Voglio che l’ultimo erede dei Vantelmo affronti la strega millenaria.
Non ho bisogno dell’occhio della magia per sapere del suo arrivo imminente: il clangore della sua armatura riecheggia nei corridoi di pietra, su per la lunga scala tortuosa che conduce all’alta torre centrale. Mi volto verso la porta appena prima che questa si schianti a terra con un tonfo sordo, e il cavaliere irrompe nella stanza con la spada sguainata. La sua fronte volitiva prende una curva di sorpresa, finché i suoi occhi non si poggiano sulle ossa che scricchiolano sotto i calzari della sua armatura. Le ossa che ricoprono l’intero pavimento, che si ammucchiano negli angoli, che ribollono di una schiuma densa nel calderone. Il viso del cavaliere perde ogni colore. La spada vacilla nelle sue mani.
Ora il cavaliere mi teme.
Un tremito gonfia il mio petto, diventa un crepitio gorgogliante, irrefrenabile, una risata beffarda, e insieme al mio fiato, dalle mie labbra sgorga un fumo rosso e denso che avvolge il cavaliere, lo paralizza. È troppo tardi perché lui possa scappare. Ed è troppo presto perché io lo uccida.
Voglio che sappia esattamente perché deve temermi. Voglio che veda la verità, voglio che sappia che cosa è successo a tutti quelli che hanno osato sfidare la strega millenaria prima di lui.
Mi avvicino al ragazzo tremante, e il fumo lo avvinghia, costringendolo a guardarmi.
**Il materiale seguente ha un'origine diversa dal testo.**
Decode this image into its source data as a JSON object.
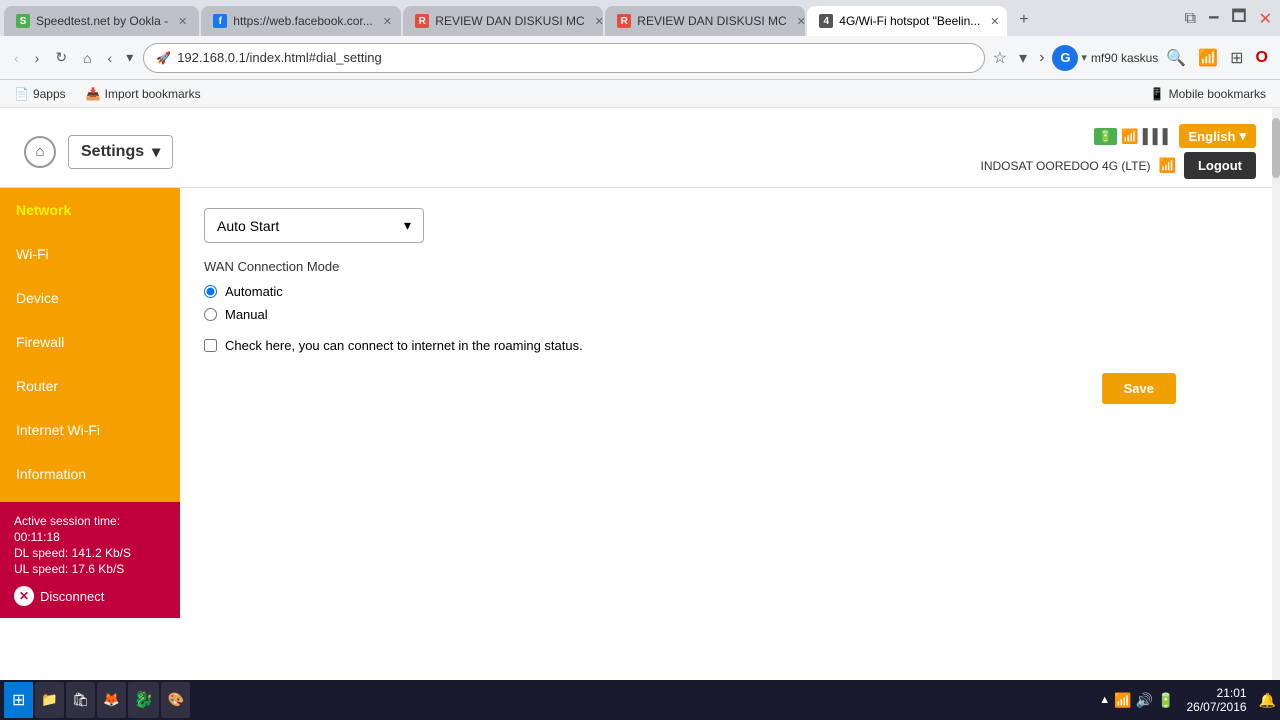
{
  "browser": {
    "tabs": [
      {
        "id": "tab1",
        "title": "Speedtest.net by Ookla -",
        "favicon": "S",
        "active": false,
        "color": "#4caf50"
      },
      {
        "id": "tab2",
        "title": "https://web.facebook.cor...",
        "favicon": "f",
        "active": false,
        "color": "#1877f2"
      },
      {
        "id": "tab3",
        "title": "REVIEW DAN DISKUSI MC",
        "favicon": "R",
        "active": false,
        "color": "#e74c3c"
      },
      {
        "id": "tab4",
        "title": "REVIEW DAN DISKUSI MC",
        "favicon": "R",
        "active": false,
        "color": "#e74c3c"
      },
      {
        "id": "tab5",
        "title": "4G/Wi-Fi hotspot \"Beelin...",
        "favicon": "4",
        "active": true,
        "color": "#555"
      }
    ],
    "address": "192.168.0.1/index.html#dial_setting",
    "zoom": "100%",
    "profile": "mf90 kaskus"
  },
  "bookmarks": {
    "items": [
      {
        "label": "9apps"
      },
      {
        "label": "Import bookmarks"
      },
      {
        "label": "Mobile bookmarks"
      }
    ]
  },
  "router": {
    "header": {
      "settings_label": "Settings",
      "english_label": "English",
      "logout_label": "Logout",
      "operator": "INDOSAT OOREDOO 4G (LTE)"
    },
    "sidebar": {
      "items": [
        {
          "label": "Network",
          "active": true
        },
        {
          "label": "Wi-Fi",
          "active": false
        },
        {
          "label": "Device",
          "active": false
        },
        {
          "label": "Firewall",
          "active": false
        },
        {
          "label": "Router",
          "active": false
        },
        {
          "label": "Internet Wi-Fi",
          "active": false
        },
        {
          "label": "Information",
          "active": false
        }
      ],
      "session": {
        "title": "Active session time:",
        "time": "00:11:18",
        "dl_label": "DL speed:",
        "dl_value": "141.2 Kb/S",
        "ul_label": "UL speed:",
        "ul_value": "17.6 Kb/S"
      },
      "disconnect_label": "Disconnect"
    },
    "content": {
      "wan_mode": "Auto Start",
      "wan_mode_label": "WAN Connection Mode",
      "automatic_label": "Automatic",
      "manual_label": "Manual",
      "roaming_label": "Check here, you can connect to internet in the roaming status.",
      "save_label": "Save"
    }
  },
  "taskbar": {
    "clock_time": "21:01",
    "clock_date": "26/07/2016",
    "zoom": "100%",
    "apps": [
      "📁",
      "🛍",
      "🦊",
      "🐉",
      "🎨"
    ]
  }
}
Il suo sguardo sconvolto cade sul medaglione al mio collo –il medaglione di Talia– e i suoi occhi si riempiono di lacrime. Ora sì, ora capisce, lo leggo nei suoi singhiozzi, nel mento tremante come quello di un bimbo troppo cresciuto.
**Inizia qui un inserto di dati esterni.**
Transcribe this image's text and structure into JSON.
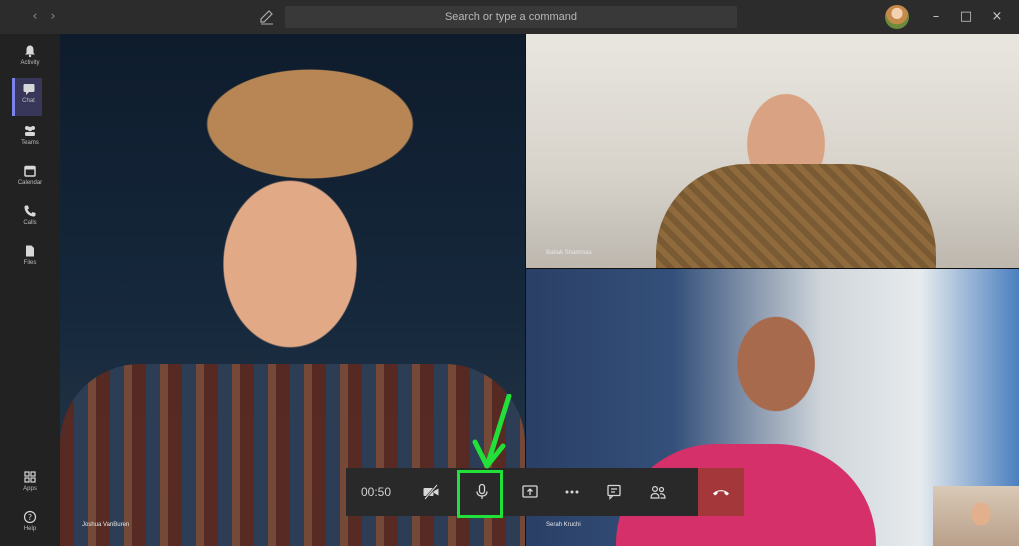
{
  "titlebar": {
    "search_placeholder": "Search or type a command"
  },
  "rail": {
    "items": [
      {
        "label": "Activity",
        "icon": "bell-icon"
      },
      {
        "label": "Chat",
        "icon": "chat-icon"
      },
      {
        "label": "Teams",
        "icon": "teams-icon"
      },
      {
        "label": "Calendar",
        "icon": "calendar-icon"
      },
      {
        "label": "Calls",
        "icon": "phone-icon"
      },
      {
        "label": "Files",
        "icon": "file-icon"
      },
      {
        "label": "Apps",
        "icon": "apps-icon"
      },
      {
        "label": "Help",
        "icon": "help-icon"
      }
    ]
  },
  "stage": {
    "participants": [
      {
        "name": "Joshua VanBuren"
      },
      {
        "name": "Babak Shammas"
      },
      {
        "name": "Serah Kruchi"
      }
    ]
  },
  "controls": {
    "timer": "00:50"
  },
  "colors": {
    "accent": "#7b83eb",
    "hangup": "#a4373a",
    "highlight": "#22e03a"
  }
}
Ora sa che non c’è nessuna Talia, nessuna principessa da salvare, e non c’è più stata ormai da centinaia d’anni. Da quando un altro cavaliere dei Vantelmo affrontò la strega, combattendo con ferocia e astuzia, e riuscì a ridurla in fin di vita. Da quando un antenato di questo povero sventurato idiota decise che violare il corpo della principessa dormiente fosse la giusta ricompensa per l’impresa compiuta. Con l’ultimo alito di magia che le restava, la strega spezzò la maledizione e donò alla principessa i suoi poteri – e per la prima volta, Talia evocò il fuoco, uccise il cavaliere, bevve il suo sangue, spolpò la carne dalle sue ossa. Il potere che palpitava in lei si nutrì di quel sacrificio, rendendola più forte, svelandole nuovi incantesimi. A migliaia vennero dopo il primo, a migliaia caddero come falene di carta, alimentando la sua fame e il suo potere, finché le ossa non ricoprirono il pavimento, finché della furia e della vendetta, della strega e della principessa non rimase più nulla.
Tranne me.
Con un artiglio affilato apro un taglio sottile sul mio collo, e il mio sangue diventa fuoco. Un grido esplode dalla gola del cavaliere stretto nella mia presa, ed è questo che voglio. Ora sa perché deve temermi. Sa chi sono. Ma non vivrà abbastanza da raccontarlo: la mia leggenda andrà avanti, attirando altri coraggiosi idioti nella mia trappola, altre falene da spolpare per sfamare la mia magia.
Sono Talia, la principessa risvegliata. Sono la strega millenaria. Sono l’ultima cosa che vedrà prima dell’Inferno.